Of course we all know that Morris was a wonderful all-round man, but the act of walking round him has always tired me.
Not philosophy, after all, not humanity, just sheer joyous power of song, is the primal thing in poetry.
The lower one's vitality, the more sensitive one is to great art.
The dullard's envy of brilliant men is always assuaged by the suspicion that they will come to a bad end.
There is much virtue in a window. It is to a human being as a frame is to a painting, as a proscenium to a play, as 'form' to literature. It strongly defines its content.
Humility is a virtue, and it is a virtue innate in guests.
Men of genius are not quick judges of character. Deep thinking and high imagining blunt that trivial instinct by which you and I size people up.
For a young man, sleep is a sure solvent of distress. There whirls not for him in the night any so hideous phantasmagoria as will not become, in the clarity of the next morning, a spruce procession for him to lead. Brief the vague horror of his awakening; memory sweeps back to him, and he sees nothing dreadful after all. "Why not?" is the sun's bright message to him, and "Why not indeed?" his answer.
Anything that is worth doing has been done frequently. Things hitherto undone should be given, I suspect, a wide berth.
A man's work is rather the needful supplement to himself than the outcome of it.
I have known no man of genius who had not to pay, in some affliction or defect, either physical or spiritual, for what the gods had given him.
Women who love the same man have a kind of bitter freemasonry.

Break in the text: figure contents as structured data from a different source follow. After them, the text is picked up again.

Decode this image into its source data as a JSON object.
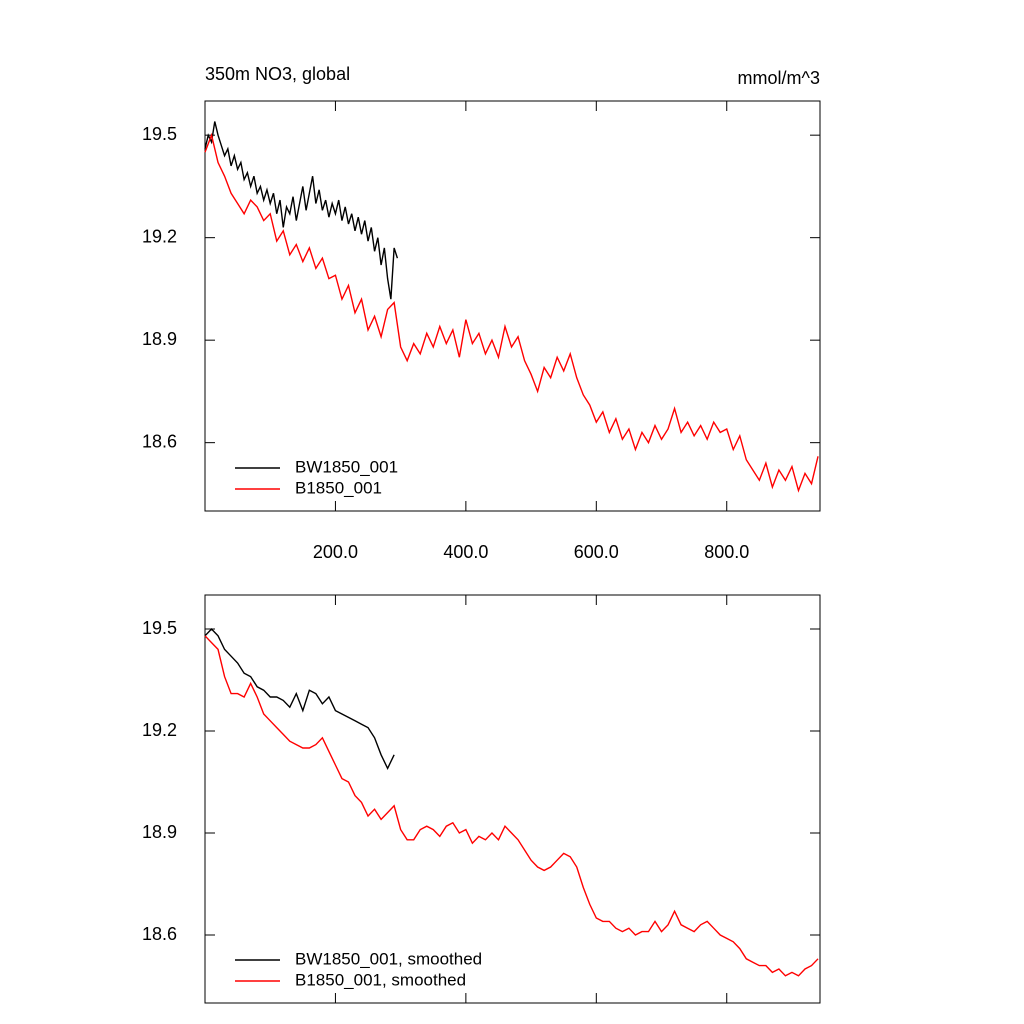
{
  "chart_data": [
    {
      "type": "line",
      "title": "350m NO3, global",
      "units_label": "mmol/m^3",
      "xlim": [
        0,
        943
      ],
      "ylim": [
        18.4,
        19.6
      ],
      "xticks": [
        {
          "value": 200,
          "label": "200.0"
        },
        {
          "value": 400,
          "label": "400.0"
        },
        {
          "value": 600,
          "label": "600.0"
        },
        {
          "value": 800,
          "label": "800.0"
        }
      ],
      "yticks": [
        18.6,
        18.9,
        19.2,
        19.5
      ],
      "legend": "lower left",
      "series": [
        {
          "name": "BW1850_001",
          "color": "#000000",
          "x": [
            0,
            5,
            10,
            15,
            20,
            25,
            30,
            35,
            40,
            45,
            50,
            55,
            60,
            65,
            70,
            75,
            80,
            85,
            90,
            95,
            100,
            105,
            110,
            115,
            120,
            125,
            130,
            135,
            140,
            145,
            150,
            155,
            160,
            165,
            170,
            175,
            180,
            185,
            190,
            195,
            200,
            205,
            210,
            215,
            220,
            225,
            230,
            235,
            240,
            245,
            250,
            255,
            260,
            265,
            270,
            275,
            280,
            285,
            290,
            295
          ],
          "values": [
            19.46,
            19.5,
            19.48,
            19.54,
            19.5,
            19.47,
            19.44,
            19.46,
            19.41,
            19.44,
            19.4,
            19.42,
            19.37,
            19.39,
            19.35,
            19.38,
            19.33,
            19.35,
            19.31,
            19.34,
            19.3,
            19.33,
            19.27,
            19.31,
            19.23,
            19.29,
            19.27,
            19.32,
            19.25,
            19.3,
            19.35,
            19.28,
            19.33,
            19.38,
            19.3,
            19.34,
            19.28,
            19.31,
            19.26,
            19.3,
            19.27,
            19.31,
            19.25,
            19.29,
            19.24,
            19.27,
            19.22,
            19.26,
            19.21,
            19.25,
            19.19,
            19.23,
            19.16,
            19.2,
            19.12,
            19.17,
            19.08,
            19.02,
            19.17,
            19.14
          ]
        },
        {
          "name": "B1850_001",
          "color": "#ff0000",
          "x": [
            0,
            10,
            20,
            30,
            40,
            50,
            60,
            70,
            80,
            90,
            100,
            110,
            120,
            130,
            140,
            150,
            160,
            170,
            180,
            190,
            200,
            210,
            220,
            230,
            240,
            250,
            260,
            270,
            280,
            290,
            300,
            310,
            320,
            330,
            340,
            350,
            360,
            370,
            380,
            390,
            400,
            410,
            420,
            430,
            440,
            450,
            460,
            470,
            480,
            490,
            500,
            510,
            520,
            530,
            540,
            550,
            560,
            570,
            580,
            590,
            600,
            610,
            620,
            630,
            640,
            650,
            660,
            670,
            680,
            690,
            700,
            710,
            720,
            730,
            740,
            750,
            760,
            770,
            780,
            790,
            800,
            810,
            820,
            830,
            840,
            850,
            860,
            870,
            880,
            890,
            900,
            910,
            920,
            930,
            940
          ],
          "values": [
            19.45,
            19.5,
            19.42,
            19.38,
            19.33,
            19.3,
            19.27,
            19.31,
            19.29,
            19.25,
            19.27,
            19.19,
            19.22,
            19.15,
            19.18,
            19.13,
            19.17,
            19.11,
            19.14,
            19.08,
            19.09,
            19.02,
            19.06,
            18.98,
            19.02,
            18.93,
            18.97,
            18.91,
            18.99,
            19.01,
            18.88,
            18.84,
            18.89,
            18.86,
            18.92,
            18.88,
            18.94,
            18.89,
            18.93,
            18.85,
            18.96,
            18.89,
            18.92,
            18.86,
            18.9,
            18.85,
            18.94,
            18.88,
            18.91,
            18.84,
            18.8,
            18.75,
            18.82,
            18.79,
            18.85,
            18.81,
            18.86,
            18.79,
            18.74,
            18.71,
            18.66,
            18.69,
            18.63,
            18.67,
            18.61,
            18.64,
            18.58,
            18.63,
            18.6,
            18.65,
            18.61,
            18.64,
            18.7,
            18.63,
            18.66,
            18.62,
            18.65,
            18.61,
            18.66,
            18.63,
            18.64,
            18.58,
            18.62,
            18.55,
            18.52,
            18.49,
            18.54,
            18.47,
            18.52,
            18.49,
            18.53,
            18.46,
            18.51,
            18.48,
            18.56
          ]
        }
      ]
    },
    {
      "type": "line",
      "xlim": [
        0,
        943
      ],
      "ylim": [
        18.4,
        19.6
      ],
      "xticks": [
        200,
        400,
        600,
        800
      ],
      "yticks": [
        18.6,
        18.9,
        19.2,
        19.5
      ],
      "legend": "lower left",
      "series": [
        {
          "name": "BW1850_001, smoothed",
          "color": "#000000",
          "x": [
            0,
            10,
            20,
            30,
            40,
            50,
            60,
            70,
            80,
            90,
            100,
            110,
            120,
            130,
            140,
            150,
            160,
            170,
            180,
            190,
            200,
            210,
            220,
            230,
            240,
            250,
            260,
            270,
            280,
            290
          ],
          "values": [
            19.48,
            19.5,
            19.48,
            19.44,
            19.42,
            19.4,
            19.37,
            19.36,
            19.33,
            19.32,
            19.3,
            19.3,
            19.29,
            19.27,
            19.31,
            19.26,
            19.32,
            19.31,
            19.28,
            19.3,
            19.26,
            19.25,
            19.24,
            19.23,
            19.22,
            19.21,
            19.18,
            19.13,
            19.09,
            19.13
          ]
        },
        {
          "name": "B1850_001, smoothed",
          "color": "#ff0000",
          "x": [
            0,
            10,
            20,
            30,
            40,
            50,
            60,
            70,
            80,
            90,
            100,
            110,
            120,
            130,
            140,
            150,
            160,
            170,
            180,
            190,
            200,
            210,
            220,
            230,
            240,
            250,
            260,
            270,
            280,
            290,
            300,
            310,
            320,
            330,
            340,
            350,
            360,
            370,
            380,
            390,
            400,
            410,
            420,
            430,
            440,
            450,
            460,
            470,
            480,
            490,
            500,
            510,
            520,
            530,
            540,
            550,
            560,
            570,
            580,
            590,
            600,
            610,
            620,
            630,
            640,
            650,
            660,
            670,
            680,
            690,
            700,
            710,
            720,
            730,
            740,
            750,
            760,
            770,
            780,
            790,
            800,
            810,
            820,
            830,
            840,
            850,
            860,
            870,
            880,
            890,
            900,
            910,
            920,
            930,
            940
          ],
          "values": [
            19.48,
            19.46,
            19.44,
            19.36,
            19.31,
            19.31,
            19.3,
            19.34,
            19.3,
            19.25,
            19.23,
            19.21,
            19.19,
            19.17,
            19.16,
            19.15,
            19.15,
            19.16,
            19.18,
            19.14,
            19.1,
            19.06,
            19.05,
            19.01,
            18.99,
            18.95,
            18.97,
            18.94,
            18.96,
            18.98,
            18.91,
            18.88,
            18.88,
            18.91,
            18.92,
            18.91,
            18.89,
            18.92,
            18.93,
            18.9,
            18.91,
            18.87,
            18.89,
            18.88,
            18.9,
            18.88,
            18.92,
            18.9,
            18.88,
            18.85,
            18.82,
            18.8,
            18.79,
            18.8,
            18.82,
            18.84,
            18.83,
            18.8,
            18.74,
            18.69,
            18.65,
            18.64,
            18.64,
            18.62,
            18.61,
            18.62,
            18.6,
            18.61,
            18.61,
            18.64,
            18.61,
            18.63,
            18.67,
            18.63,
            18.62,
            18.61,
            18.63,
            18.64,
            18.62,
            18.6,
            18.59,
            18.58,
            18.56,
            18.53,
            18.52,
            18.51,
            18.51,
            18.49,
            18.5,
            18.48,
            18.49,
            18.48,
            18.5,
            18.51,
            18.53
          ]
        }
      ]
    }
  ]
}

The literary gift is a mere accident - is as often bestowed on idiots who have nothing to say worth hearing as it is denied to strenuous sages.
Every kind of writing is hypocritical.
It is easier to confess a defect than to claim a quality.
Incongruity is the mainspring of laughter.
Has the gift of laughter been withdrawn from me? I protest that I do still, at the age of forty-seven, laugh often and loud and long. But not, I believe, so long and loud and often as in my less smiling youth. And I am proud, nowadays, of laughing, and grateful to any one who makes me laugh. That is a bad sign. I no longer take laughter as a matter of course.
It is so much easier to covet what one hasn't than to revel in what one has. Also, it is so much easier to be enthusiastic about what exists than about what doesn't.
Improvisation is the essence of good talk. Heaven defend us from the talker who doles out things prepared for us; but let heaven not less defend us from the beautiful spontaneous writer who puts his trust in the inspiration of the moment.
There is in the human race some dark spirit of recalcitrance, always pulling us in the direction contrary to that in which we are reasonably expected to go.
True dandyism is the result of an artistic temperament working upon a fine body within the wide limits of fashion.
To say that a man is vain means merely that he is pleased with the effect he produces on other people.
I am a Tory anarchist. I should like everyone to go about doing just as he pleased - short of altering any of the things to which I have grown accustomed.
Zuleika, on a desert island, would have spent most of her time in looking for a man's footprint.
It seems to be a law of nature that no man, unless he has some obvious physical deformity, ever is loth to sit for his portrait.